U.S. Trade Representative Robert Lighthizer will have as long as a year to examine whether the plan would hurt U.S. technology firms, and suggest remedies. The so-called 301 investigation is the same tool President Donald Trump used to impose tariffs on Chinese goods because of the country’s alleged theft of intellectual property.
“The United States is very concerned that the digital services tax which is expected to pass the French Senate tomorrow unfairly targets American companies,” Lighthizer said in a statement announcing the action on Wednesday. “The president has directed that we investigate the effects of this legislation and determine whether it is discriminatory or unreasonable and burdens or restricts United States commerce.”
A French finance ministry official said that taxation is a sovereign issue and that the government’s plan is in line with international agreements. The U.S. shouldn’t use trade instruments to attack the sovereignty of another state, the official added.
The U.S. has lobbied aggressively to stop European countries from taxing the revenue of American tech companies like Facebook Inc. and Alphabet Inc.’s Google, and Lighthizer has sought to convince U.S. lawmakers that it’s serious enough to merit U.S. action.
“I think it’s something the United States has got to take strong action on,” Lighthizer told the House Ways and Means committee on June 19.
France’s proposed 3 percent levy would hit global tech companies with at least 750 million euros ($845 million) in worldwide revenue and digital sales totaling 25 million euros in France. The country’s National Assembly adopted the measure last week and the French Senate is due to vote on it Thursday. Other European countries have started to pursue their own digital tax plans after a European Union-wide effort stalled earlier this year.
Finance Minister Bruno Le Maire has said France isn’t the only country advancing a tax on digital companies and that using the threat of “blackmail” to stop them is pointless.
“I invite my American friends to work with us at the OECD for a fair digital tax,” Le Maire told French television station LCI in March. The Organization for Economic Cooperation and Development is working on a global solution on taxation for digital companies by 2020.
“The United States will continue its efforts with other countries at the OECD to reach a multilateral agreement to address the challenges to the international tax system posed by an increasingly digitized global economy,” the USTR said in its statement Wednesday.
A spokesman for the French Finance Ministry declined to comment earlier Wednesday, after Bloomberg first reported Trump’s decision to open the investigation.
Lawmaker Outcry
The U.S. can levy tariffs specifically on products from France even though it is a member of the European Union, said Douglas Heffner, an international trade litigator at law firm Drinker Biddle & Reath. Under Section 301 of the Trade Act of 1974, the president has authority to impose tariffs or take other restrictive measures if it’s determined that a foreign country’s trading rules are damaging to U.S. businesses.
“The U.S. can be very creative,” Heffner said. “They don’t have to just go after digital products. They can go after products where they have leverage.”

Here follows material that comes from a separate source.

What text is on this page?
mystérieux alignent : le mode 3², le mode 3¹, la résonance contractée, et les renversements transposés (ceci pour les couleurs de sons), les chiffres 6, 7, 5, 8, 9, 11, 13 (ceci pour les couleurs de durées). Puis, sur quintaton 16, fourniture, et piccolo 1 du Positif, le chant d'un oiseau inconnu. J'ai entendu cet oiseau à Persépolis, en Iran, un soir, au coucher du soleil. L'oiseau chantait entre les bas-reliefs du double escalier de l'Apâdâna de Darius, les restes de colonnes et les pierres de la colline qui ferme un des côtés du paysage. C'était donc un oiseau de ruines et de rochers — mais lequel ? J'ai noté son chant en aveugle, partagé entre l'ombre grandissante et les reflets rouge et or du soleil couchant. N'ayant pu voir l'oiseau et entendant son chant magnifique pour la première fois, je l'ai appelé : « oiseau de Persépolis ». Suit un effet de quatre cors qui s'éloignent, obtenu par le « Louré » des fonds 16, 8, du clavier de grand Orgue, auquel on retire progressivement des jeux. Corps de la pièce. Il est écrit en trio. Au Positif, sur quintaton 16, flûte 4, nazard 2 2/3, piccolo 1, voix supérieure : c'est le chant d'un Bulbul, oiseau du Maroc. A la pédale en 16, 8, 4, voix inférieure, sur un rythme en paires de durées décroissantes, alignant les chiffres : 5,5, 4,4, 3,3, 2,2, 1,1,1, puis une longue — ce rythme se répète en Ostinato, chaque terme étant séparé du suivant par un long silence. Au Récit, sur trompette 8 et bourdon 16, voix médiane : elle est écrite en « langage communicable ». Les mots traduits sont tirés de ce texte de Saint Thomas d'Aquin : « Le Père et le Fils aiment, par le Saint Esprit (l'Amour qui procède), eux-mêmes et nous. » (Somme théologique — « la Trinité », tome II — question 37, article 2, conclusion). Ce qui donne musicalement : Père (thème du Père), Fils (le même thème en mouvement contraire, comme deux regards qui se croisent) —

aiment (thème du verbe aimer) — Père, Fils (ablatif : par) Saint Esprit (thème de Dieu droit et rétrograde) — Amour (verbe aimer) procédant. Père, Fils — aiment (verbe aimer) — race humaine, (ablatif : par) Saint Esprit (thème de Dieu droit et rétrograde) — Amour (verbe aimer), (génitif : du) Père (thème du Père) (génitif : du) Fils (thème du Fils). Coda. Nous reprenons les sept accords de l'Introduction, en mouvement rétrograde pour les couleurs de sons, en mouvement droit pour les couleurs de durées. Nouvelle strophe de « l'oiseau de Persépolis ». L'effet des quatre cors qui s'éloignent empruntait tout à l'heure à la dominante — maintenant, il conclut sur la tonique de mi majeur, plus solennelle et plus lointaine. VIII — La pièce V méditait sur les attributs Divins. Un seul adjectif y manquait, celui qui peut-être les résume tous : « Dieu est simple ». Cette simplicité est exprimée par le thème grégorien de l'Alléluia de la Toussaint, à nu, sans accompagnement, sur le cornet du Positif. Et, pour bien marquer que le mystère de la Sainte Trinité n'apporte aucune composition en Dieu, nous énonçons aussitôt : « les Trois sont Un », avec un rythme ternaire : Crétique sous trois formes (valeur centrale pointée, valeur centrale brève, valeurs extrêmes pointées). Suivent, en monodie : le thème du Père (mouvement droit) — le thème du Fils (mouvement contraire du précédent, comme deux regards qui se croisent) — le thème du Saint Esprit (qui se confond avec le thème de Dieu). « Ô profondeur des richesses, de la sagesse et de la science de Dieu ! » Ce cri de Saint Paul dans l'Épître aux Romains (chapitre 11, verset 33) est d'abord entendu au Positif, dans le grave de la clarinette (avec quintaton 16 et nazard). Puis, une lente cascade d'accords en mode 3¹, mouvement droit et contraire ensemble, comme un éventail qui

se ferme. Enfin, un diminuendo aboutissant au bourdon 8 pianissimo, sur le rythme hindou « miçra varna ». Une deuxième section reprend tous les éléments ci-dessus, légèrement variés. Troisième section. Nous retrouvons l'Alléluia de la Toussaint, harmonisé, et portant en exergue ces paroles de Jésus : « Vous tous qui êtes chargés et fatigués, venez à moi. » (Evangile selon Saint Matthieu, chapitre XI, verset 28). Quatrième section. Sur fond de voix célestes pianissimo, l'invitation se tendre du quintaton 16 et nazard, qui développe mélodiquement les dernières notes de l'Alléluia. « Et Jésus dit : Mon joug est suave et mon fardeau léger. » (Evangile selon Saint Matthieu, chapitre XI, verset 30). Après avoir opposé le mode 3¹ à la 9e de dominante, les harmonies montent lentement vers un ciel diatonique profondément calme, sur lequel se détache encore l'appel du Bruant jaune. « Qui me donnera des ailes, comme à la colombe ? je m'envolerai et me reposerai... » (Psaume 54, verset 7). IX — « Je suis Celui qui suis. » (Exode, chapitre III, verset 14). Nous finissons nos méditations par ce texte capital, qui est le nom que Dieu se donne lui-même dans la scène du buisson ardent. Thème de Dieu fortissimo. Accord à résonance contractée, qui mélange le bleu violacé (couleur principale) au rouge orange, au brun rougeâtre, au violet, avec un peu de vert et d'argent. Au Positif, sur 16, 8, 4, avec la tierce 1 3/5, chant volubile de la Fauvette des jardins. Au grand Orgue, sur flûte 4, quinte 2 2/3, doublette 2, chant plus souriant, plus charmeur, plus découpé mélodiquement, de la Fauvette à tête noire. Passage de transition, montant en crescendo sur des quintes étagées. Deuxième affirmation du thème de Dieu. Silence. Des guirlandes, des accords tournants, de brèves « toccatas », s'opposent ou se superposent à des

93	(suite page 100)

Senators Chuck Grassley and Ron Wyden, the top Republican and Democrat on the Finance Committee, applauded the decision. "The United States would not need to pursue this path if other countries would abandon these unilateral actions and focus their energies on the multilateral process that is underway at the Organisation for Economic Cooperation and Development," they said in a statement.
In a letter to Treasury Secretary Steven Mnuchin last month, Grassley and Wyden urged the U.S. to look at “all available tools under U.S. law to address such targeted and discriminatory taxation.’’ The lawmakers included a suggestion to use a section of the tax code that would double the rate of U.S. taxes on French citizens and companies in the U.S.
The U.S. investigation would threaten to further strain trans-Atlantic ties as the two sides prepare to negotiate a limited trade agreement on industrial goods. The talks for a deal have progressed slowly because the U.S. and EU are at odds over whether to include agriculture in any final agreement. France is the country most adamantly opposed to making any agriculture concessions. Trump’s threat to impose a tariff of as much as 25 percent on European car exports has cast a cloud over the negotiations as well.